How To: Use Perspective to Make Something Small Look Huge

With a little help from a fisheye lens.

April11creativethink

April11creativethink

Burkard used a Canon 15mm f/2.8 fisheye on his EOS 20D in a custom fiberglass housing by Dale Kobetich.Chris Burkard

You Don’t have to be a surfer to appreciate the mythos of breaking waves. And the bigger the wave, the more awestruck we are. But leave it to a surfer and photographer to capture the ocean’s power in the everyday rhythm of breakers along the California coast. Chris Burkard, a 24-year-old pro from Pismo Beach, CA, visualizes catching waves just right—and because of his background, his body senses where the camera needs to be.

In this shot, “Six Inch Perfection,” experimenting paid big dividends from a tiny curl. “People see these surf images and think it’s a monster wave that required huge efforts to get the shot,” he says. “But this was taken on an average day with mediocre light in Los Angeles at a beach break called El Porto.”

Burkard swam out using swim fins and without a surfboard, carrying his Canon EOS 20D and 15mm f/2.8 fisheye lens in an underwater housing. Noticing the waves doubling up—breaking, then breaking again on a shallow sandbar—he decided to work the barrels created on the second break.

A wave’s impact zone is the place where the lip of a breaking wave lands; just outside that zone is the ideal spot to shoot. It’s also the most dangerous, because the ocean’s current will push and pull you around—you don’t want the wave to break on top of you.

In this case, because he was in such shallow water, Burkard lay on his back with his head and body behind the breaking wave. Only his arm and camera were in the barrel of the wave. “Your hand is your eye, because you’re not looking through the viewfinder,” he says. “Having your hand at the proper angle is crucial. You’re aiming to shoot right out of the barrel, but you’re rarely able to do that.”

This little wave perfectly surrounded the camera and created a bubble effect where the water bursts apart. He shot three frames of it in high-speed continuous mode, of which this image was the second frame. Not knowing he had such a special image, he kept shooting for another couple hours.

“I never expected to get that shot,” he says. “You’ll be shooting sometimes and know a good moment has happened, but in the water you’re more disconnected.

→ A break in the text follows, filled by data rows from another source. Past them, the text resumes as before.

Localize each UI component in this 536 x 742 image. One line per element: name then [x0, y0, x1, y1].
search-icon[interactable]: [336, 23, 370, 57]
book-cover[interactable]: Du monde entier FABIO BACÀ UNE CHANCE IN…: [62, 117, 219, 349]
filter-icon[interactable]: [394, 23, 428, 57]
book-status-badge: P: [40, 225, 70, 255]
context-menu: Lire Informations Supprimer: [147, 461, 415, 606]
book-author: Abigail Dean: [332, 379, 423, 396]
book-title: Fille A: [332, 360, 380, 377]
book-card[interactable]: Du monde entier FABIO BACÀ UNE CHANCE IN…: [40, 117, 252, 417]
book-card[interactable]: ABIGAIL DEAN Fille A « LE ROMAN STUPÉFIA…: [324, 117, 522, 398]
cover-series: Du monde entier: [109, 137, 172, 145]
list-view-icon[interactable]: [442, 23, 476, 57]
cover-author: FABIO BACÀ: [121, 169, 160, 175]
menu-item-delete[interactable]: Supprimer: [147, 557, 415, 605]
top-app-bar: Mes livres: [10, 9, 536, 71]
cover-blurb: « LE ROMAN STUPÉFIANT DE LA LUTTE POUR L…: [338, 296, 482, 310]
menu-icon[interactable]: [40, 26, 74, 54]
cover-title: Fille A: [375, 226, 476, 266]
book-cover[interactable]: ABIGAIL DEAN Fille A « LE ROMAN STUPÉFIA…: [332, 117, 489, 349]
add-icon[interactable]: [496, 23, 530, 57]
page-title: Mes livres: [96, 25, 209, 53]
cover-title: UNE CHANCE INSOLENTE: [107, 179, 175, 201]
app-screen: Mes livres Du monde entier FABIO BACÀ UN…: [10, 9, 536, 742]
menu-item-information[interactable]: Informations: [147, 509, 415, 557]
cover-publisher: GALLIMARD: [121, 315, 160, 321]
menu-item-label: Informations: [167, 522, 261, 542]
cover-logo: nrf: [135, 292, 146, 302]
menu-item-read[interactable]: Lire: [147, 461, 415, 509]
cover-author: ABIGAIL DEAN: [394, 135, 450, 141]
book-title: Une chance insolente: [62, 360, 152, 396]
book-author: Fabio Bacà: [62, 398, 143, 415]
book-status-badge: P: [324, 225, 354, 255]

It’s so much body language—where and how you have your shoulder and forearm and hand.”

Burkard recommends experimenting. “If in your mind you’re trying to visualize something new or different, and you give it the effort, you’re either going to succeed or fail, but you’re going to learn from that,” he says. “This is one of those moments where everything came together, and it worked out great.”